The elitists behind the Climate Accord are the robber barons of the age. Their aim is the acquisition of wealth delivered to them through tricks. It represents a huge wealth transfer that will further devastate the economy of the middle class and destroy opportunity to work and acquire assets. It is a pathway to the past when the wealthy royals ruled over the grubby serfs with utter contempt.
The United States of America has already done the work to significantly reduce toxic emissions. We have, with few exceptions, the most reliable clean water and sewage systems in the world. We have the capacity to innovate new and exciting technologies to improve water, soil, and air quality. America is not derelict in it’s commitments to the earth. We have, as they say, already “ponied up.” In fact, we stand as a shining example to a world that seems more committed to shirking responsibilities than taking them on. Pick an issue, any issue, whether poverty, health, economic health, or defense the entire world has relied on America to do the work and foot the bill! Enough!
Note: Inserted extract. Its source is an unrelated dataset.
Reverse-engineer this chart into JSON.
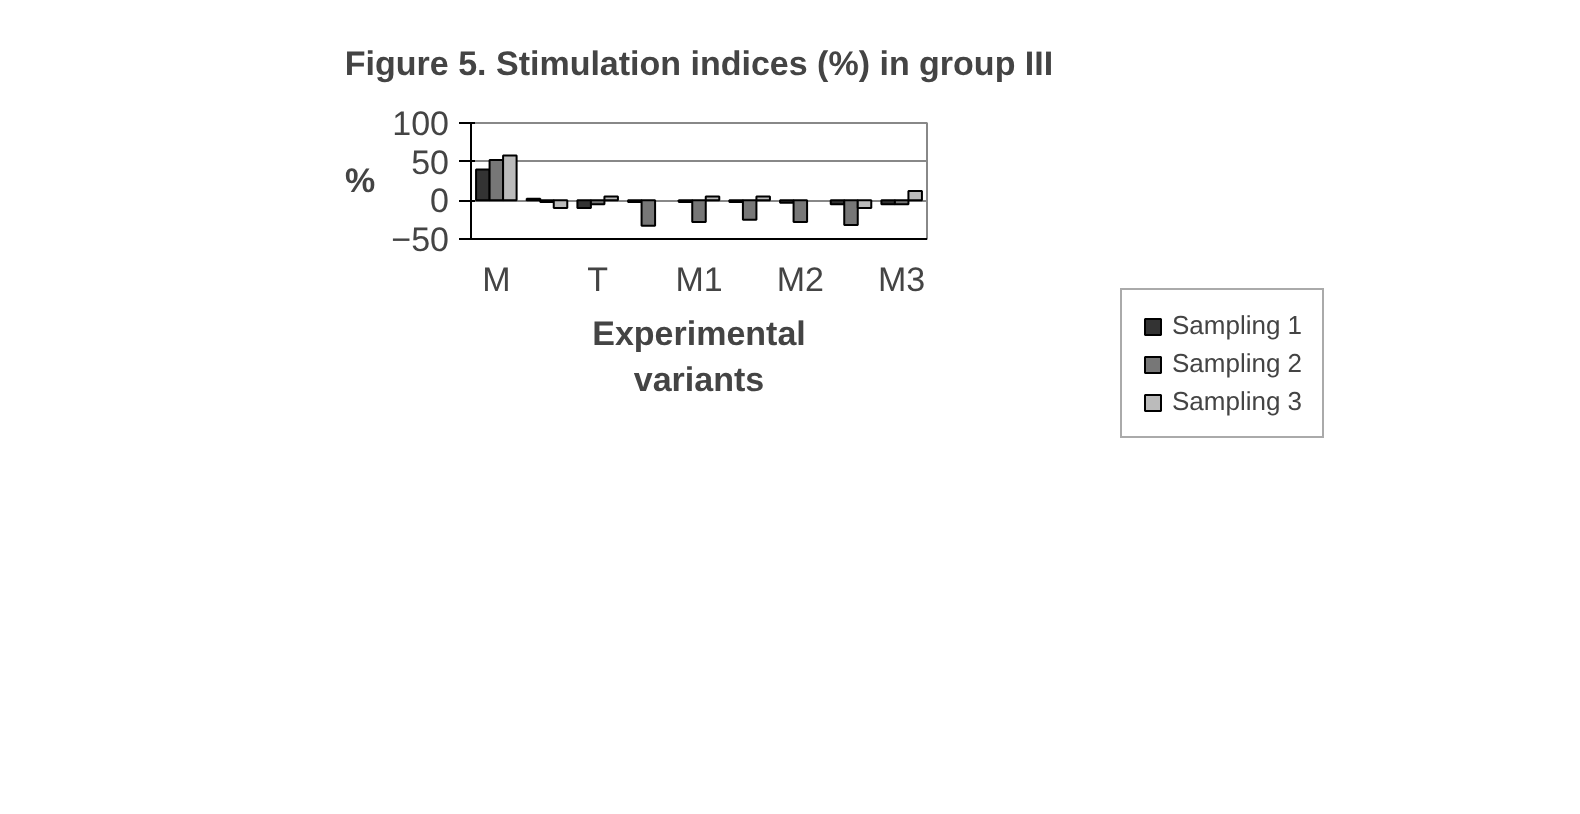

Mr. President, I know the pressure on you to sign this agreement is great. I urge you to listen instead to the instincts that brought you to the Oval Office and the voices that placed you there. America does not need to surrender power to others to “do our part” with respect to the environment. We have already demonstrated our faithful commitment to clean air, clean water, and preservation of the planet. Freedom made that possible. Our values of hard work, innovation, responsible living, and respect for the rights of others made that possible.